First (chronologically), in the red corner: The Standard:
And in the blue corner, Kiwiblog:
With headlines like this, why would you even need to read the article — or the actual statement?
NatRad’s PCR Jane Patterson on Nine to Noon this morning characterised the government’s counter-recession plan as “drip-feeding”, opposed to Obama and Rudd’s “big bang” approach (audio). But drip-feeding would imply a long-term commitment, and Key doesn’t believe the recession will be a medium or long-term problem.
Rather than either of those metaphors, I would characterise the front-loading of already-planned expenditure and development into the coming six to eighteen months as a short sharp shock; however, given the relatively small amount of expenditure and development in the plan, it’s not even very sharp. Of course, there’s the argument that the government doesn’t have any more money to spend, but Key has bet on a short recession, and that implies short-term debt. I would think that if one was betting on a short recession, one would do everything in one’s power to ensure it was a short recession.

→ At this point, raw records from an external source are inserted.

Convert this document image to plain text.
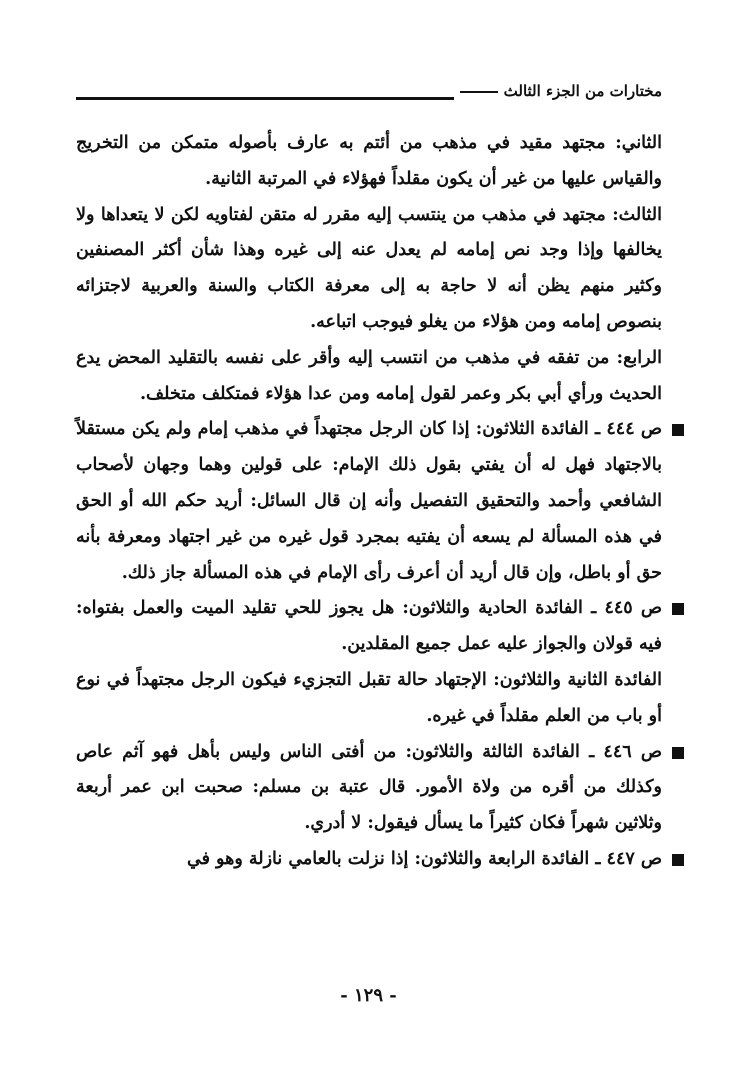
مختارات من الجزء الثالث

الثاني: مجتهد مقيد في مذهب من أئتم به عارف بأصوله متمكن من التخريج والقياس عليها من غير أن يكون مقلداً فهؤلاء في المرتبة الثانية.

الثالث: مجتهد في مذهب من ينتسب إليه مقرر له متقن لفتاويه لكن لا يتعداها ولا يخالفها وإذا وجد نص إمامه لم يعدل عنه إلى غيره وهذا شأن أكثر المصنفين وكثير منهم يظن أنه لا حاجة به إلى معرفة الكتاب والسنة والعربية لاجتزائه بنصوص إمامه ومن هؤلاء من يغلو فيوجب اتباعه.

الرابع: من تفقه في مذهب من انتسب إليه وأقر على نفسه بالتقليد المحض يدع الحديث ورأي أبي بكر وعمر لقول إمامه ومن عدا هؤلاء فمتكلف متخلف.

ص ٤٤٤ ـ الفائدة الثلاثون: إذا كان الرجل مجتهداً في مذهب إمام ولم يكن مستقلاً بالاجتهاد فهل له أن يفتي بقول ذلك الإمام: على قولين وهما وجهان لأصحاب الشافعي وأحمد والتحقيق التفصيل وأنه إن قال السائل: أريد حكم الله أو الحق في هذه المسألة لم يسعه أن يفتيه بمجرد قول غيره من غير اجتهاد ومعرفة بأنه حق أو باطل، وإن قال أريد أن أعرف رأى الإمام في هذه المسألة جاز ذلك.

ص ٤٤٥ ـ الفائدة الحادية والثلاثون: هل يجوز للحي تقليد الميت والعمل بفتواه: فيه قولان والجواز عليه عمل جميع المقلدين.

الفائدة الثانية والثلاثون: الإجتهاد حالة تقبل التجزيء فيكون الرجل مجتهداً في نوع أو باب من العلم مقلداً في غيره.

ص ٤٤٦ ـ الفائدة الثالثة والثلاثون: من أفتى الناس وليس بأهل فهو آثم عاص وكذلك من أقره من ولاة الأمور. قال عتبة بن مسلم: صحبت ابن عمر أربعة وثلاثين شهراً فكان كثيراً ما يسأل فيقول: لا أدري.

ص ٤٤٧ ـ الفائدة الرابعة والثلاثون: إذا نزلت بالعامي نازلة وهو في

- ١٢٩ -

If it turns out to not be a short recession, Key (and English) will have to return to the drawing board, and that will very likely mean another short (perhaps sharper this time) shock, rather than introducing a strategic counter-recession plan mid-term and mid-recession. DPF raises (in some jest) the idea that Key might emulate his hero Muldoon on another matter, but to me it looks like this track could lead to economic micro-management of a very Muldoon-like nature. And the broadband plan is very Think Big.